Well... It was a choice. The book had some funny parts. Humorous quips that genuinely made me laugh out loud, but a majority of the time it was whiny, hard to get through, and kind of pointless? It seemed like some of the content was just filler? Like it didn’t contribute to backstory or the plot at all. And the ending was atrocious.
Ok i know i said I'll finish yesterday, but i had homework (despite my school starts on Monday). I didn't have a lot of expectations on this book and it surprised me in good ways: it touches subjects that sometimes as a girl you have prejudice against or we refuse to discuss (like masturbation). I enjoyed this one, i even consider it a 3.5 book
This is another book I read at my restaurant. I'd like to think I'm able to distinguish between chick lit that is also relatively good "reg lit," and the chick lit that's the epitome of the whole genre. This is just plain chick lit. Although I was entertained during several late nights when the bar was slow, and finished recovering from the intensity of "The Kindness of Strangers," I don't really have much to recommend. Bloom's protagonist does this weird internal dialogue in a different typeface than the rest of the novel, which I HATE aesthetically, and find sloppy in the literary sense as well, and then there's the total prudish approach to sex. At least in romance novels they don't beat around the bush (hah--n.p.i.). Finally, her attempts to make the heroine sympathetic sometimes just fall flat. Like a particularly weird scene involving a Lilith Fair-and-ectasy-induced epiphany. Lilith Fair, whatev. It's chick lit. Ecstasy? Really?? Weirddddddd.

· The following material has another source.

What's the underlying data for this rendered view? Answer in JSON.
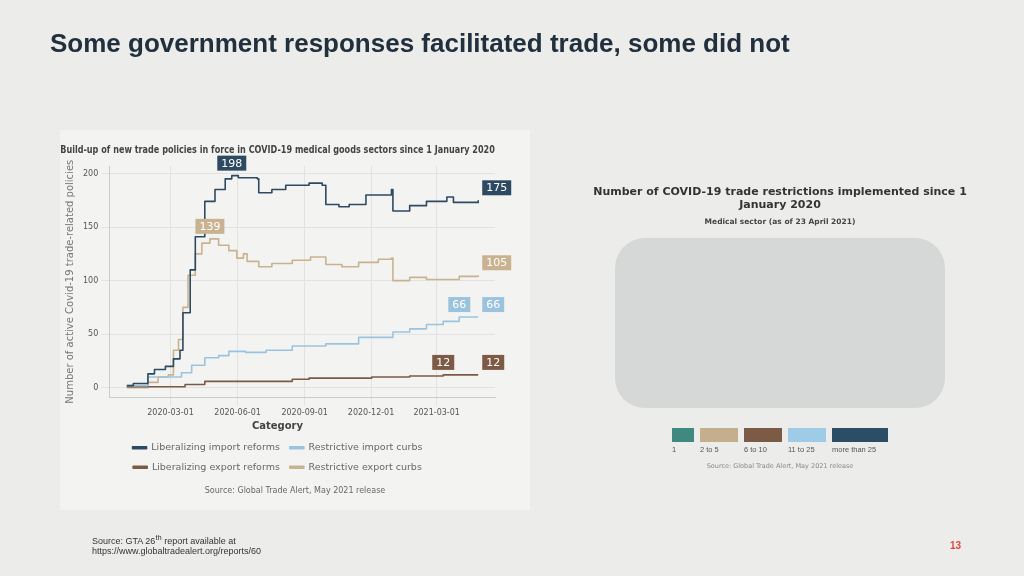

This one feels really rushed. You know when you're telling someone a story but first you want to give the context? And so you rush through the context to get to the real story? That's what this book feels like. As if the whole thing is context. The writing is SO frantic.
Adding to that problem is the immaturity. This is going to sound pretentious, but I think it might work for girls who like books like "He's Just Not That Into You" or maybe young-20-somethings into "Twilight."
So far I love how Rebecca Bloom describes the main character(Lilly)feelings about the "GIRL" things she goes through. Rebecca uses hip lingo so its easy to relate to what Lilly is feeling. GO REBECCA! (:
I almost never give up on a book once I start it, but 50 pages in, this one just is not doing it for me. For the first 20 or so pages , I liked the narrator's voice, but just not enough here to keep me turning the pages.
This bok was okay but i think taht it had way too many cuss words in it lolz weird thing to say.. but ending was ok and interesting.. im happy tat she found the one thing she had always wished for.